Expect a similar result when Woods returns after this layoff, possibly at the Memorial Tournament in late May, certainly by the U.S. Open in June. That's because he's not only the most talented golfer around, but he works as hard as anyone else. Woods' extended sessions on the driving range and practice green may only pale in comparison with his legendary weight training and running rendezvous, all of which has left him looking more like a free safety than a professional golfer.
"I made the decision to deal with the pain and schedule the surgery after the Masters," Woods said on his Web site. "The upside is that I have been through this process before, and know how to handle it.
"I look forward to working through the rehabilitation process and getting back to action as quickly as I can."
Rehabilitating this knee injury will require extensive work, of course, but if there is one player equipped to handle such a setback, it's the one with 13 career major championships in his back pocket. By scheduling the surgery now, Woods will miss the upcoming Wachovia Championship, Players Championship and, possibly, the Memorial -- three events which have found their way into his permanent rotation. In doing so, though, he's also sounding a familiar siren: It's all about the majors.

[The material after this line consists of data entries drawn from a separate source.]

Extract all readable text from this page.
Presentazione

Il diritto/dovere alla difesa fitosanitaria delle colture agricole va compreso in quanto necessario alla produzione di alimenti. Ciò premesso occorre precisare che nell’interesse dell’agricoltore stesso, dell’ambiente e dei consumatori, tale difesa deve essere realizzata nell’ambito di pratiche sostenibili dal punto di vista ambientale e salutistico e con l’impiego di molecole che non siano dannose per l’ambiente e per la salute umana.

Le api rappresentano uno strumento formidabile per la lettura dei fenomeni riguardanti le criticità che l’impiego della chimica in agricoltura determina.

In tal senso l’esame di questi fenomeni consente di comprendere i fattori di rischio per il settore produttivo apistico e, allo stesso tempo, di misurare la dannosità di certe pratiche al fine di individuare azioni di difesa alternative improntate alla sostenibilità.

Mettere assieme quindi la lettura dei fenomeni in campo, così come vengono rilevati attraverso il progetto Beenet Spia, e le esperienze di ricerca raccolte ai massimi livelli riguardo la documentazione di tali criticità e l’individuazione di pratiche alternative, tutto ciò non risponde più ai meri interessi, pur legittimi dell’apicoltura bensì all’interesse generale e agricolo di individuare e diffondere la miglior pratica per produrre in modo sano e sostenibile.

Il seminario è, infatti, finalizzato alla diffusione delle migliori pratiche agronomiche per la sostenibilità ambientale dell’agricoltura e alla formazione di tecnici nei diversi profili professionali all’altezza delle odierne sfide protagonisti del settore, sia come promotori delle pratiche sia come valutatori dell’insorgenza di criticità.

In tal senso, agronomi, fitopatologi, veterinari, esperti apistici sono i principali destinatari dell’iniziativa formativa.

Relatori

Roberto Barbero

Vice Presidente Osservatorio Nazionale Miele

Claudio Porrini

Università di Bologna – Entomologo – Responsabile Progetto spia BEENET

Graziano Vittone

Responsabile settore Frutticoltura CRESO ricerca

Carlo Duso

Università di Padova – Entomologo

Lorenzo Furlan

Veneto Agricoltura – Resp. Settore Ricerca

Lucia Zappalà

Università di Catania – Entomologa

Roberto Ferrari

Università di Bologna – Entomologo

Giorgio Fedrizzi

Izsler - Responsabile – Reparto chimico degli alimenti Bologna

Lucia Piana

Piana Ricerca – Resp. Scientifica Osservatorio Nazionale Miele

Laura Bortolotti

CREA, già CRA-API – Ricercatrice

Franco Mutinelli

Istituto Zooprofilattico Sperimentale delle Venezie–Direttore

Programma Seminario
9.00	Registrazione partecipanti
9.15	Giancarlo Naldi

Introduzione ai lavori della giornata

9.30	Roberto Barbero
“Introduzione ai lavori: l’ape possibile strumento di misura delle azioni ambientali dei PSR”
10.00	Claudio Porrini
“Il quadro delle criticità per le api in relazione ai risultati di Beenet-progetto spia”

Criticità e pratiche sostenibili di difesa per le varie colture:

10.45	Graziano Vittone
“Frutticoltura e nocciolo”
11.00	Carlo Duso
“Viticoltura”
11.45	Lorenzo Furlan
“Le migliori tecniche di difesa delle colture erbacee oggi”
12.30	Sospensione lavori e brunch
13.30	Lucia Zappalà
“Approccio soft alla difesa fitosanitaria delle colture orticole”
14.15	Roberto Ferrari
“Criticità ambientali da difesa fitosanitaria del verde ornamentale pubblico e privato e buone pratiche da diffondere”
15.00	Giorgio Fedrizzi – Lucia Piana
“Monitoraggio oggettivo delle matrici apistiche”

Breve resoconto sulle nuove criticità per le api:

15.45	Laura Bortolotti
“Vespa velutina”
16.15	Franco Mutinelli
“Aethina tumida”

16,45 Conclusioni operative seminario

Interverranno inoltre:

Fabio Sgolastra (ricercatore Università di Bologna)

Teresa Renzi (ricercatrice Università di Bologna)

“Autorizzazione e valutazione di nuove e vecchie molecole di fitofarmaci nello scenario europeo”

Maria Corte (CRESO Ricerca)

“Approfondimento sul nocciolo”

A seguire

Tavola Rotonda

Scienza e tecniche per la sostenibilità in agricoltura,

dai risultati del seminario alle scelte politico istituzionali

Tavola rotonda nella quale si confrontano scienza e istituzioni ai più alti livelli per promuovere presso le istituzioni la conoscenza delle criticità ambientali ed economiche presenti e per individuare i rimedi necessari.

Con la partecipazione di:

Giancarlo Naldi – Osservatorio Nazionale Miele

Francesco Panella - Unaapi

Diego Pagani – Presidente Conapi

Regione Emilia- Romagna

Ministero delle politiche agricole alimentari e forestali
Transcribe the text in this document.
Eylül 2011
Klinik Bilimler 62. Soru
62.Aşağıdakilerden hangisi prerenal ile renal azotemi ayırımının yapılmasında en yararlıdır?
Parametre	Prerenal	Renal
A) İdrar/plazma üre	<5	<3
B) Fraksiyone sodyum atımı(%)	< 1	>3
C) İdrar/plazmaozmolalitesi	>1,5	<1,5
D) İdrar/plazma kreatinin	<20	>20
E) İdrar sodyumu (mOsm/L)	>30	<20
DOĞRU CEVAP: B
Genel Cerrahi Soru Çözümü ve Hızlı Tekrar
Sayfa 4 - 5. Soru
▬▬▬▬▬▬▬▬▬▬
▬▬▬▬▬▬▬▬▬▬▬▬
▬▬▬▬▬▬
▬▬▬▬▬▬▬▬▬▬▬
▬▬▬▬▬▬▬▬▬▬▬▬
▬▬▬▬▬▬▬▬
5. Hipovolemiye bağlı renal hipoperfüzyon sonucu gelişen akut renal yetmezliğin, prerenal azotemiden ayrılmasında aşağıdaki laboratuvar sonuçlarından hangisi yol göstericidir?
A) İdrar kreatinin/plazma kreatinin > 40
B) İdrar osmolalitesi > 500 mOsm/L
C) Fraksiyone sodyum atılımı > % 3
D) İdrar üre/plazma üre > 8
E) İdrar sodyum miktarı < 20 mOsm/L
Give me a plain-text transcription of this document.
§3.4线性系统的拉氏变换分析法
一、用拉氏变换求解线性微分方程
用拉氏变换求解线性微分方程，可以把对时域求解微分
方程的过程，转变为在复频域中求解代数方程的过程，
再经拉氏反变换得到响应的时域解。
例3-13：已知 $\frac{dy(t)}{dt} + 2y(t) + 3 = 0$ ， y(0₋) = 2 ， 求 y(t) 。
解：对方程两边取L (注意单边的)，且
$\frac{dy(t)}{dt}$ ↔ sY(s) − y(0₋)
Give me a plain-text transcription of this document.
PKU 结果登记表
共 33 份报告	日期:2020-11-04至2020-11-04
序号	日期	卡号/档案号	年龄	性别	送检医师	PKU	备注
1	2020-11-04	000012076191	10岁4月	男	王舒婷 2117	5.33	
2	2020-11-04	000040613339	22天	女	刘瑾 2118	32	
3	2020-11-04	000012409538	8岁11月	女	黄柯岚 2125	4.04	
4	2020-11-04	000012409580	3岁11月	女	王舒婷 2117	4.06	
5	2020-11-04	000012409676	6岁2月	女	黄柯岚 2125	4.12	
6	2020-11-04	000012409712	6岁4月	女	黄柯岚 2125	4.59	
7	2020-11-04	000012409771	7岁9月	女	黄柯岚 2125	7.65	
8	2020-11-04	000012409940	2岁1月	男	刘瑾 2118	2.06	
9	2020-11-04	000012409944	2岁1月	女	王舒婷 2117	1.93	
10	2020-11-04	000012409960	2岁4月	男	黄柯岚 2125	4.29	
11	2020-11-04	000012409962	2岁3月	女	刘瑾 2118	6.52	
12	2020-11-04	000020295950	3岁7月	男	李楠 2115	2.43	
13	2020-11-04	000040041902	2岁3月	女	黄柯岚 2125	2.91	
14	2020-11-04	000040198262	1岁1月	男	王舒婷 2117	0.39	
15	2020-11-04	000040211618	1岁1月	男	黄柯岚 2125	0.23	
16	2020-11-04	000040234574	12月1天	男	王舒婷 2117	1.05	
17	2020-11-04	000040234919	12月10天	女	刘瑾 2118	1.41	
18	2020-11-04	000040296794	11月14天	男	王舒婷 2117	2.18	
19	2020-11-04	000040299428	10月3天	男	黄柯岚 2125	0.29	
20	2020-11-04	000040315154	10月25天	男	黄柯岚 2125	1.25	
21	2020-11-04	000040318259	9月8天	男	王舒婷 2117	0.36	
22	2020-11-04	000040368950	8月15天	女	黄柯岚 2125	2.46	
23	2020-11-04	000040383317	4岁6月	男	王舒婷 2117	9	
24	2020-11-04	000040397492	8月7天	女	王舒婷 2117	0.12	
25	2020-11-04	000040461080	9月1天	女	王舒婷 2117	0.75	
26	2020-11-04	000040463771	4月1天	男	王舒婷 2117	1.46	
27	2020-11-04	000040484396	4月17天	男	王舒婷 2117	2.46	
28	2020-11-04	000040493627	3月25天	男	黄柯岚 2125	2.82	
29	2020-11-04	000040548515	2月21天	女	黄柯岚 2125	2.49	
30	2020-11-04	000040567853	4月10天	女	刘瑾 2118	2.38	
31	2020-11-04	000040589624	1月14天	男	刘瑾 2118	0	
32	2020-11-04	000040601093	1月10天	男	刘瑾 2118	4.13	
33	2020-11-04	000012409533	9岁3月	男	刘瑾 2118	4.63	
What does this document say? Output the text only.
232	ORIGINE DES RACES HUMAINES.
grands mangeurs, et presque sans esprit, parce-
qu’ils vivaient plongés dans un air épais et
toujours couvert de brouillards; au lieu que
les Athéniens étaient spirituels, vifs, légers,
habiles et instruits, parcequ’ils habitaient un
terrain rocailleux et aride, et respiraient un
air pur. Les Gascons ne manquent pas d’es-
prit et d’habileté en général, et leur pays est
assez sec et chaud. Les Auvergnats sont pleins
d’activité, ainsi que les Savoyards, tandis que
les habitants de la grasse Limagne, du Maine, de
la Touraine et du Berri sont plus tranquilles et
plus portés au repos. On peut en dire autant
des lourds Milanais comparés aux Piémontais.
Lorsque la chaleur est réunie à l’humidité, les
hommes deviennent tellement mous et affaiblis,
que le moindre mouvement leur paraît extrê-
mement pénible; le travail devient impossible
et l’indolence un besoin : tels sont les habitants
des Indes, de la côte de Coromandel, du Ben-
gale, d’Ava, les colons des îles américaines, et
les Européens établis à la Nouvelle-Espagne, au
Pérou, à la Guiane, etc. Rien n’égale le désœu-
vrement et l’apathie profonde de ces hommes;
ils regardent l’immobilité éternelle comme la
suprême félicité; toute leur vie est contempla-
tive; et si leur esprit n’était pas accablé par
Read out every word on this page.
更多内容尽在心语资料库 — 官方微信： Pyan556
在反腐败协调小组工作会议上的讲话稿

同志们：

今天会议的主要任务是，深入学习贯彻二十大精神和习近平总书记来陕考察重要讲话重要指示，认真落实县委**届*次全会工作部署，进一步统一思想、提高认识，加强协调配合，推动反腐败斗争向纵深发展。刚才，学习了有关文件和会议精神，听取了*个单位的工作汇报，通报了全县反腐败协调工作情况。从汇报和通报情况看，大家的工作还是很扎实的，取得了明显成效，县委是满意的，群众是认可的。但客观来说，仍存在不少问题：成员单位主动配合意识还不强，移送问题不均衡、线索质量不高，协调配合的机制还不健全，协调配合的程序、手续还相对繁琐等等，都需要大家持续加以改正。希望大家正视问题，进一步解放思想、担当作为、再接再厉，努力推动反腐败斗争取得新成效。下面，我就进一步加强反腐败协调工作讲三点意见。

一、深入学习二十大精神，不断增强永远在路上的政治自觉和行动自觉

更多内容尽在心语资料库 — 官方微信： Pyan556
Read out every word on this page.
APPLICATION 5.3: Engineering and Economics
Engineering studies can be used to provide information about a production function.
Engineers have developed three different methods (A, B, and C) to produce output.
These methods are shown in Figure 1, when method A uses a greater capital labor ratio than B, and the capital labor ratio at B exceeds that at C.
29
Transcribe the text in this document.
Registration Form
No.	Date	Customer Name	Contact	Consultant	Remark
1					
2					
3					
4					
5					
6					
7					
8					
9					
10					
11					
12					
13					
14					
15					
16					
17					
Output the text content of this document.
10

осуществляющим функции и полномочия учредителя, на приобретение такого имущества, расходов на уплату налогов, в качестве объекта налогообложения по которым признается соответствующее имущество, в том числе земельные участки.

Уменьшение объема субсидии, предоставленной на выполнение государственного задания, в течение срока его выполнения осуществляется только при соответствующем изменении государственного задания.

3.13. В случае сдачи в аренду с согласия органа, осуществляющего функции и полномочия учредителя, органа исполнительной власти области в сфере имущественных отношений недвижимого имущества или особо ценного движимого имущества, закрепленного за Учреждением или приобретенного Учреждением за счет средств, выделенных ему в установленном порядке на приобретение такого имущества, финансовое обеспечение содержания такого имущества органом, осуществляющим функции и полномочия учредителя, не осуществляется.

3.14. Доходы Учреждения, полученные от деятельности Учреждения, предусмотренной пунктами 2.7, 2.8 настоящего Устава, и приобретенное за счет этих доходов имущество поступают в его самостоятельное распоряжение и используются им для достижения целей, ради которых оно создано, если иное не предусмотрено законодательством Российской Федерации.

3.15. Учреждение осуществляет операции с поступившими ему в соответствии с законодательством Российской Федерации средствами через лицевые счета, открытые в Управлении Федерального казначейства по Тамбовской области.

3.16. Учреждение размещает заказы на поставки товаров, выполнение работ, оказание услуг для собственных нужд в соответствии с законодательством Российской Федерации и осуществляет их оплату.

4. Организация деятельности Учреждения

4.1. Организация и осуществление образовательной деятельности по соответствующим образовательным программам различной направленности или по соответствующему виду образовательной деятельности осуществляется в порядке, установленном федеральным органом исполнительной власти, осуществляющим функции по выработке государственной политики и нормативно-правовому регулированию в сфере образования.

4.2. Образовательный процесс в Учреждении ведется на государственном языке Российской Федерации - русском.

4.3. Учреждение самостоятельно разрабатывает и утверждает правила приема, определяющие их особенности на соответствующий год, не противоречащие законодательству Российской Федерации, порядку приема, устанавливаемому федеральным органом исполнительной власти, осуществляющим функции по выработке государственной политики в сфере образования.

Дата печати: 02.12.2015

Don't believe Woods will be anything less than 100 percent for the U.S. Open when it comes to Torrey Pines. With victories in each of his past four trips to the famed venue, he views the next major on the schedule as his next opportunity to take one more step toward Jack Nicklaus' record of 18 major victories.
Enduring an injury -- and the rehabilitation that comes with it -- is always a daunting prospect for any professional athlete. For Woods, however, it may be only a brief caution flag on the fast lane to history. Think about it: This is a guy who often dominated in recent months with a bothersome knee injury. Just how good is he going to be when fully healed?
All of which is good news for Woods, who should be back to his winning ways not long after returning to duty. And it's bad news for everyone else on the PGA Tour.